Les signes du Jour Dernier

Quand Jibril (paix et bénédiction de Dieu sur lui) a demandé au Prophète (paix et bénédiction de Dieu sur lui) au sujet du Jour Dernier, le Prophète (paix et bénédiction de Dieu sur lui) a nié toute connaissance de quand il arrivera. C’est la preuve que Dieu a gardé la connaissance de ce moment pour Lui. De même, cela montre l’importance de dire « je ne sais pas, » quand on nous demande quelque chose dont on est ignorant. Loin de réduire notre stature, l’admission de l’ignorance est un signe de piété et de crainte de Dieu.

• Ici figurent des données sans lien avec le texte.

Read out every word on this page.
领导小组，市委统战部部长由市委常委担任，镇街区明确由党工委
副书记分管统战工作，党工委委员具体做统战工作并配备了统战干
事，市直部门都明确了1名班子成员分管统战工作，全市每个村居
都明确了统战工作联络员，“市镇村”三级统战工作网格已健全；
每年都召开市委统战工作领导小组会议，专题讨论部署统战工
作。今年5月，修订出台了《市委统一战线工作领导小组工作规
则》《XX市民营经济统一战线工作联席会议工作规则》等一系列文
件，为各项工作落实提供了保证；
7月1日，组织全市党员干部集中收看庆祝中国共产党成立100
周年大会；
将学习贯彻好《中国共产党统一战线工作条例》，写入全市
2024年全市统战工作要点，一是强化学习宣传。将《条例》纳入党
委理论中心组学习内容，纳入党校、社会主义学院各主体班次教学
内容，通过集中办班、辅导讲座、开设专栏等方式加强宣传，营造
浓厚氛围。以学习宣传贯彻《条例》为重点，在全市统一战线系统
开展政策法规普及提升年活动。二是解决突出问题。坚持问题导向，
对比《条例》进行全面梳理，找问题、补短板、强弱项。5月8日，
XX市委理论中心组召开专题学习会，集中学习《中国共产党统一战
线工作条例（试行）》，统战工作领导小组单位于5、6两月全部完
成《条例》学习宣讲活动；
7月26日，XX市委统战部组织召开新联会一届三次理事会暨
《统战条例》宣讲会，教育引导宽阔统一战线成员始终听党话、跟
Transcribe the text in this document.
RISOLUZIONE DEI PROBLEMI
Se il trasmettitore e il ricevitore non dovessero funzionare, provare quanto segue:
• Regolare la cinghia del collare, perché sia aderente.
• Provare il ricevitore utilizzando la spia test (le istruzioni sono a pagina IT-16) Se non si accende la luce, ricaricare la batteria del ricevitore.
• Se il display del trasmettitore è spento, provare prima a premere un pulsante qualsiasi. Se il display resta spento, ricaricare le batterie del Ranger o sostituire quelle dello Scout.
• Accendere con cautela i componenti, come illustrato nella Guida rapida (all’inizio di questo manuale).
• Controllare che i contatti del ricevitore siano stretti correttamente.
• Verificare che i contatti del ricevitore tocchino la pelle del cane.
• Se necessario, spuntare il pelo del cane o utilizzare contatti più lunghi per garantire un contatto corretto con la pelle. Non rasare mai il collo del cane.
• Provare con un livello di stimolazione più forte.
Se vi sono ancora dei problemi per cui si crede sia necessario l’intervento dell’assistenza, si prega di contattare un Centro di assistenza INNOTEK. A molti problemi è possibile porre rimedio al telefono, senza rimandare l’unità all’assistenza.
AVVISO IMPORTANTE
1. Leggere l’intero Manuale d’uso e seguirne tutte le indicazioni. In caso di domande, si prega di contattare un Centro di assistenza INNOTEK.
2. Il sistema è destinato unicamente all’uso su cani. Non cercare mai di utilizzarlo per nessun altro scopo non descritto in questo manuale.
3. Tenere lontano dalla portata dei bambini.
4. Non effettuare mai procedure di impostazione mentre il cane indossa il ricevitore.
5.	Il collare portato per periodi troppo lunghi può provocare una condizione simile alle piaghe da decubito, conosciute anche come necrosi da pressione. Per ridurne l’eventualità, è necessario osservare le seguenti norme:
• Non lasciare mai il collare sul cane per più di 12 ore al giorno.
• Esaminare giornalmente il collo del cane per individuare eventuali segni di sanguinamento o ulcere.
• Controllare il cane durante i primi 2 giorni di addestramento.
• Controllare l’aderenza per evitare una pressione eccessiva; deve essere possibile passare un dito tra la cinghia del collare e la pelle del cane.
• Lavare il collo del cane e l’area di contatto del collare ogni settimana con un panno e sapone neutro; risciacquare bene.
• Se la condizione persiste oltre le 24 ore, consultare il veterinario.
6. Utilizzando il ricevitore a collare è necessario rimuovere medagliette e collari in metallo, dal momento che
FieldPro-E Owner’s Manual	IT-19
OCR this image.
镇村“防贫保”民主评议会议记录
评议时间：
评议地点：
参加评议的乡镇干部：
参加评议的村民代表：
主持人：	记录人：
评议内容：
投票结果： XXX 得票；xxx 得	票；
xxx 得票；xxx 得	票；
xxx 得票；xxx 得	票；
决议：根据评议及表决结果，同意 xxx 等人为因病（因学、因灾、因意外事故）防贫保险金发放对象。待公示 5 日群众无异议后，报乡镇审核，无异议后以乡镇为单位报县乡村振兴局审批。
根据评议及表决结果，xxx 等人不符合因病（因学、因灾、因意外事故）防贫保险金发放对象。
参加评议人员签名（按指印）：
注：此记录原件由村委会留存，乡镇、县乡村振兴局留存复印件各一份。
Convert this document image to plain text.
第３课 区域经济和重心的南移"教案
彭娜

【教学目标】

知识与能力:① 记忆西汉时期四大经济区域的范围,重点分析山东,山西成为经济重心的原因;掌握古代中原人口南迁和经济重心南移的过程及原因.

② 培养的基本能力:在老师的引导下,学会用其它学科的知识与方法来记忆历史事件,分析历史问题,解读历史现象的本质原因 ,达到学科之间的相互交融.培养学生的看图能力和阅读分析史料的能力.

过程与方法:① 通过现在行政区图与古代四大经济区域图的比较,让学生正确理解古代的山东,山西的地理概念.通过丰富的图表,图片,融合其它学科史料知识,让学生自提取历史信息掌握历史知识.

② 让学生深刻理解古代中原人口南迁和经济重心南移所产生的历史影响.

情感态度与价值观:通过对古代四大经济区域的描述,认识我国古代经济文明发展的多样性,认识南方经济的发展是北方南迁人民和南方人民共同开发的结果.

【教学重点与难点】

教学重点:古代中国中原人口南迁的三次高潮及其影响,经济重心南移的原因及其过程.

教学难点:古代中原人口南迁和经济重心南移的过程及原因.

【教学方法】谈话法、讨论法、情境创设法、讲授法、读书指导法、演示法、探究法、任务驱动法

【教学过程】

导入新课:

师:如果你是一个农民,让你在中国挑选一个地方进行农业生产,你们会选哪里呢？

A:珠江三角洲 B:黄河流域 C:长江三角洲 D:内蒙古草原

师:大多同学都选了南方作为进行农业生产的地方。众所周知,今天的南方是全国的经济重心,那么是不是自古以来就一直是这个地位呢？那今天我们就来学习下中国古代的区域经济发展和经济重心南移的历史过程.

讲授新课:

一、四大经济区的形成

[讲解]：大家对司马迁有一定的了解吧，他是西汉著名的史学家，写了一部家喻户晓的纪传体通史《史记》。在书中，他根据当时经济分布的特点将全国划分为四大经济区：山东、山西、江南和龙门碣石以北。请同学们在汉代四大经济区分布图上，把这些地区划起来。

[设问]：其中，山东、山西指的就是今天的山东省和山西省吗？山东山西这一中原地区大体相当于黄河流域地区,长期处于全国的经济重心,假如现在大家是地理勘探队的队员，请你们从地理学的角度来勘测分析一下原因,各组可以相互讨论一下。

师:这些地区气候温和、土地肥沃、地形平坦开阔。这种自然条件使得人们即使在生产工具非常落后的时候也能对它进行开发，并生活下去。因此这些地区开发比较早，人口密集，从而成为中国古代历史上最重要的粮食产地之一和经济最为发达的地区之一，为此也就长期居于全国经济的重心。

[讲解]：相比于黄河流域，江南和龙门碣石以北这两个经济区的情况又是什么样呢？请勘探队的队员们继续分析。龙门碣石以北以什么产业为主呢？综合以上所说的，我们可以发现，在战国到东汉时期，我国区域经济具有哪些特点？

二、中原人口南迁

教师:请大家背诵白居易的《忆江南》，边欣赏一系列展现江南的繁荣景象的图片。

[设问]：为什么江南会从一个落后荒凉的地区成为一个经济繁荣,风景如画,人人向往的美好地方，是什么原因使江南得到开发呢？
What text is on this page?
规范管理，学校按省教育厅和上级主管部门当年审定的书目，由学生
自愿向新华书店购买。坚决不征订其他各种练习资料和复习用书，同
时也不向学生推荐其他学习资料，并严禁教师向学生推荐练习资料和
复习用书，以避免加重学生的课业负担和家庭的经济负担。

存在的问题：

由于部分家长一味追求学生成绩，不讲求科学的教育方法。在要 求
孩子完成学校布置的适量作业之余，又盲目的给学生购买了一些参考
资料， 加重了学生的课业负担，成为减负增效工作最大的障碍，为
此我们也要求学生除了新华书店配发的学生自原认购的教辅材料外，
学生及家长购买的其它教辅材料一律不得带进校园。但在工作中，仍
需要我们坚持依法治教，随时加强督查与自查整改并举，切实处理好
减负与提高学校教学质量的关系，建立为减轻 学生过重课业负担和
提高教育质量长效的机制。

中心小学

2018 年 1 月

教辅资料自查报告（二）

Le premier signe est que la fille d’esclave donne naissance à son maître. Les savants ont compris cela comme une référence aux premières conquêtes de l’Islam et la diffusion d’esclaves parmi les Musulmans des populations vaincues et que les enfants de ces femmes esclaves seraient leurs maîtres, car l’enfant d’un maître est à la même position sociale que le maître. Ainsi, la femme esclave donnera naissance à son maître.

Le deuxième signe est que vous voyez les va-nu-pieds, les nus, les pauvres, les bergers, rivalisant dans l’élevation de grands bâtiments. La signification de cela est que les non-méritants devinnent les leaders des gens. Dans cette expression est la critique du luxe inutile et du paraître dans le but de gagner le prestige dans cette vie.